O acontecimento provocou no maestro uma mudança de percepção sobre o ambiente em que estava inserido e sobre o papel do educador. Pablo encantou-se com as propriedades da aranha, que descreveu em detalhes em seu depoimento. Reconhecemos, nesse episódio, chaves da representação que Pablo nutre do seu ofício, e que sintetizou em outra passagem de nossa entrevista: o exercício do magistério é “ensinar e aprender. Nunca é uma aprendizagem fechada”.
Ao retornar do passeio naquele dia, Pablo ainda se preocupava com a reação do pai da menina, o “postero” do armazém onde o professor fazia suas refeições. Apressou-se em contar a ele sobre o incidente, mas o comerciante o tranquilizou – aqui isso é muito comum, no pasa nada…

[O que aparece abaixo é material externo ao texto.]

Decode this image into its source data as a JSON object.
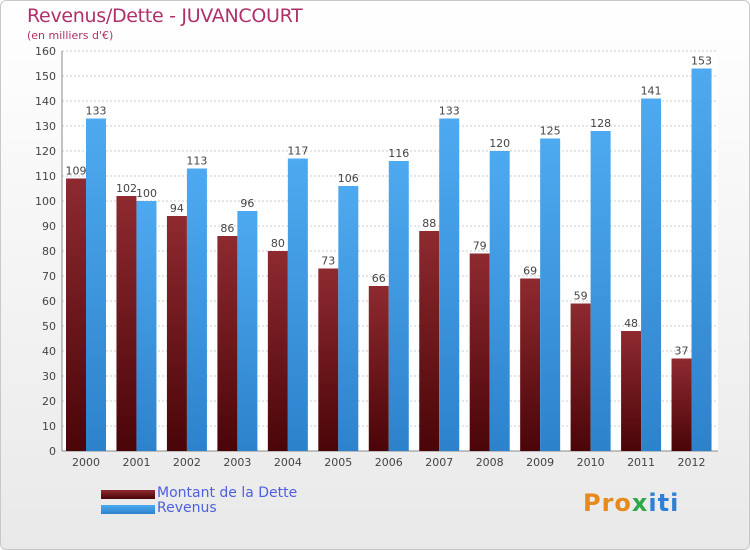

Os jogos, o lúdico, o simbólico, a leitura… essas dimensões se tornaram centrais nas práticas educacionais de Pablo. O maestro explica: na Argentina, “ao pré-escolar e à escola secundária iam poucas crianças. A escola primária era obrigatória. Eu tinha que dar a melhor formação. Ensinar que o mundo vale a pena… fortalecer a confiança nas crianças”. Assim, contava contos, jogava jogos de integração. “A alguns consegui ajudar para que construíssem uma relação melhor com seu mundo”.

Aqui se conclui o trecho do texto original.